Certificates of Free Sale: A feed export certificate of free sale is required when feed products are exported overseas.  The Division of Agricultural Resource Management provides notarized certificates of free sale for feed products, including livestock feeds, pet foods, feed additives and feed ingredients. In 2013, the Agrichemical Management Bureau reviewed 305 certificates of free sale in the feed program.  The review includes ensuring the company is currently licensed, located in Wisconsin and in good standing with DATCP. In addition, we ensure that all feed product labels listed on the certificate are in compliance with state and federal feed regulations.

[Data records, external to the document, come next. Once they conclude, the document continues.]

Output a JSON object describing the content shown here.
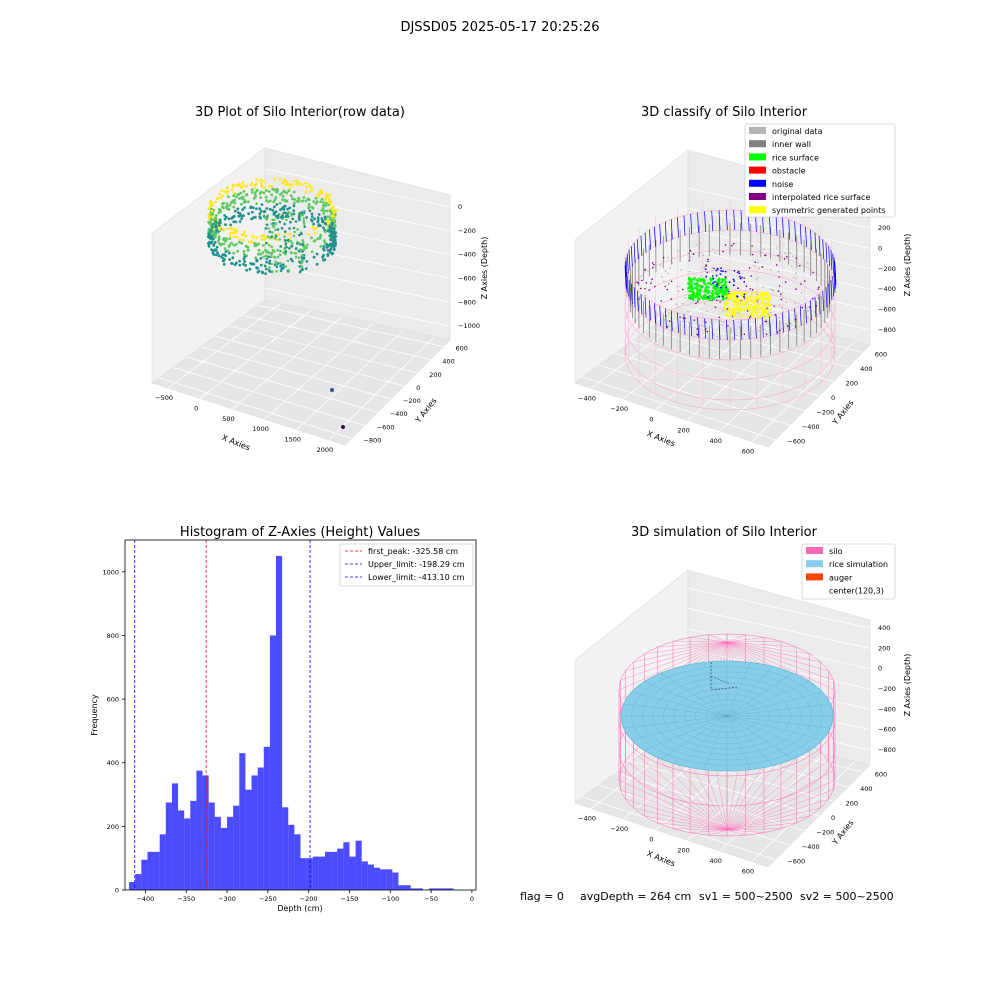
{
  "figure": {
    "suptitle": "DJSSD05 2025-05-17 20:25:26",
    "footer": {
      "flag": "flag = 0",
      "avg": "avgDepth = 264 cm",
      "sv1": "sv1 = 500~2500",
      "sv2": "sv2 = 500~2500"
    }
  },
  "raw_plot": {
    "title": "3D Plot of Silo Interior(row data)",
    "xlabel": "X Axies",
    "ylabel": "Y Axies",
    "zlabel": "Z Axies (Depth)",
    "xticks": [
      "−500",
      "0",
      "500",
      "1000",
      "1500",
      "2000"
    ],
    "yticks": [
      "−800",
      "−600",
      "−400",
      "−200",
      "0",
      "200",
      "400",
      "600"
    ],
    "zticks": [
      "−1000",
      "−800",
      "−600",
      "−400",
      "−200",
      "0"
    ],
    "colormap": [
      "#440154",
      "#21918c",
      "#5ec962",
      "#fde725"
    ]
  },
  "classify_plot": {
    "title": "3D classify of Silo Interior",
    "xlabel": "X Axies",
    "ylabel": "Y Axies",
    "zlabel": "Z Axies (Depth)",
    "xticks": [
      "−400",
      "−200",
      "0",
      "200",
      "400",
      "600"
    ],
    "yticks": [
      "−600",
      "−400",
      "−200",
      "0",
      "200",
      "400",
      "600"
    ],
    "zticks": [
      "−800",
      "−600",
      "−400",
      "−200",
      "0",
      "200"
    ],
    "legend": [
      {
        "label": "original data",
        "color": "#b4b4b4"
      },
      {
        "label": "inner wall",
        "color": "#808080"
      },
      {
        "label": "rice surface",
        "color": "#00ff00"
      },
      {
        "label": "obstacle",
        "color": "#ff0000"
      },
      {
        "label": "noise",
        "color": "#0000ff"
      },
      {
        "label": "interpolated rice surface",
        "color": "#800080"
      },
      {
        "label": "symmetric generated points",
        "color": "#ffff00"
      }
    ]
  },
  "chart_data": [
    {
      "type": "bar",
      "title": "Histogram of Z-Axies (Height) Values",
      "xlabel": "Depth (cm)",
      "ylabel": "Frequency",
      "xlim": [
        -425,
        5
      ],
      "ylim": [
        0,
        1100
      ],
      "xticks": [
        -400,
        -350,
        -300,
        -250,
        -200,
        -150,
        -100,
        -50,
        0
      ],
      "yticks": [
        0,
        200,
        400,
        600,
        800,
        1000
      ],
      "bin_start": -420,
      "bin_width": 7.5,
      "values": [
        25,
        50,
        95,
        120,
        120,
        175,
        275,
        335,
        250,
        225,
        280,
        375,
        360,
        275,
        230,
        195,
        230,
        265,
        430,
        315,
        360,
        385,
        450,
        800,
        1050,
        260,
        205,
        175,
        100,
        100,
        105,
        105,
        120,
        120,
        130,
        150,
        105,
        155,
        90,
        80,
        70,
        65,
        65,
        55,
        15,
        15,
        5,
        5,
        0,
        5,
        5,
        5,
        5
      ],
      "color": "#0000ff",
      "vlines": [
        {
          "label": "first_peak: -325.58 cm",
          "x": -325.58,
          "color": "#ff0000"
        },
        {
          "label": "Upper_limit: -198.29 cm",
          "x": -198.29,
          "color": "#0000ff"
        },
        {
          "label": "Lower_limit: -413.10 cm",
          "x": -413.1,
          "color": "#0000ff"
        }
      ],
      "legend_position": "upper right",
      "grid": false
    }
  ],
  "simulation_plot": {
    "title": "3D simulation of Silo Interior",
    "xlabel": "X Axies",
    "ylabel": "Y Axies",
    "zlabel": "Z Axies (Depth)",
    "xticks": [
      "−400",
      "−200",
      "0",
      "200",
      "400",
      "600"
    ],
    "yticks": [
      "−600",
      "−400",
      "−200",
      "0",
      "200",
      "400",
      "600"
    ],
    "zticks": [
      "−800",
      "−600",
      "−400",
      "−200",
      "0",
      "200",
      "400"
    ],
    "legend": [
      {
        "label": "silo",
        "color": "#ff69b4"
      },
      {
        "label": "rice simulation",
        "color": "#87ceeb"
      },
      {
        "label": "auger",
        "color": "#ff4500"
      },
      {
        "label": "center(120,3)",
        "color": "#ffffff"
      }
    ]
  }
}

Five Most Common Feed Program Violations 

  • Failure to provide adequate labeling to end user
  • Distribution of a commercial feed with labeling that is false, deceptive, or misleading 
  • Manufacturing, processing, packaging, storing, or distributing commercial feed in a way that does not prevent adulteration or misbranding 
  • Failure to establish and maintain procedures for identifying, storing, and controlling inventories of Type A medicated articles and Type B medicated feeds used in manufacturing medicated feeds 
  • Failure to maintain records of manufactured medicated commercial feed or dog or cat food 

Direction for the Coming Year

FDA Food Safety Modernization Act: In January 2011, the federal Food Safety Modernization Act (FSMA) was signed into law.  The purpose of FSMA is to prevent food-borne illness outbreaks.  The FSMA includes new FDA authorities, new FDA responsibilities and activities, new food import requirements and an ambitious schedule for increased facility inspections.  FDA issued draft FSMA regulations related to animal feed facilities in 2013. The draft rules were open for comment into 2014 with promulgation expected in 2015. The proposed FSMA regulations represent a significant change from current regulatory expectations for industry. It is not known what the final regulations will include and how the final rules will be implemented. This continues to be a priority issue being monitored by the department’s feed program.

Feed Tonnage working group: Bureau and program staff began working with industry in 2013 on revision of the feed tonnage reporting forms. Staff will be meeting with industry individually and at association meetings to receive comments and input on how to improve the tonnage reporting process and forms. The department expects to finalize revisions for implementation in the 2015 license renewal process.

Staffing Changes: During 2013, a significant staffing change occurred in the feed program with departure of the Section Chief, Feed Specialist and the licensing associate. The positions have all been recruited and filled in early 2014. It is anticipated that program managers and staff will be focusing time and resources on training and learning the industry in 2014.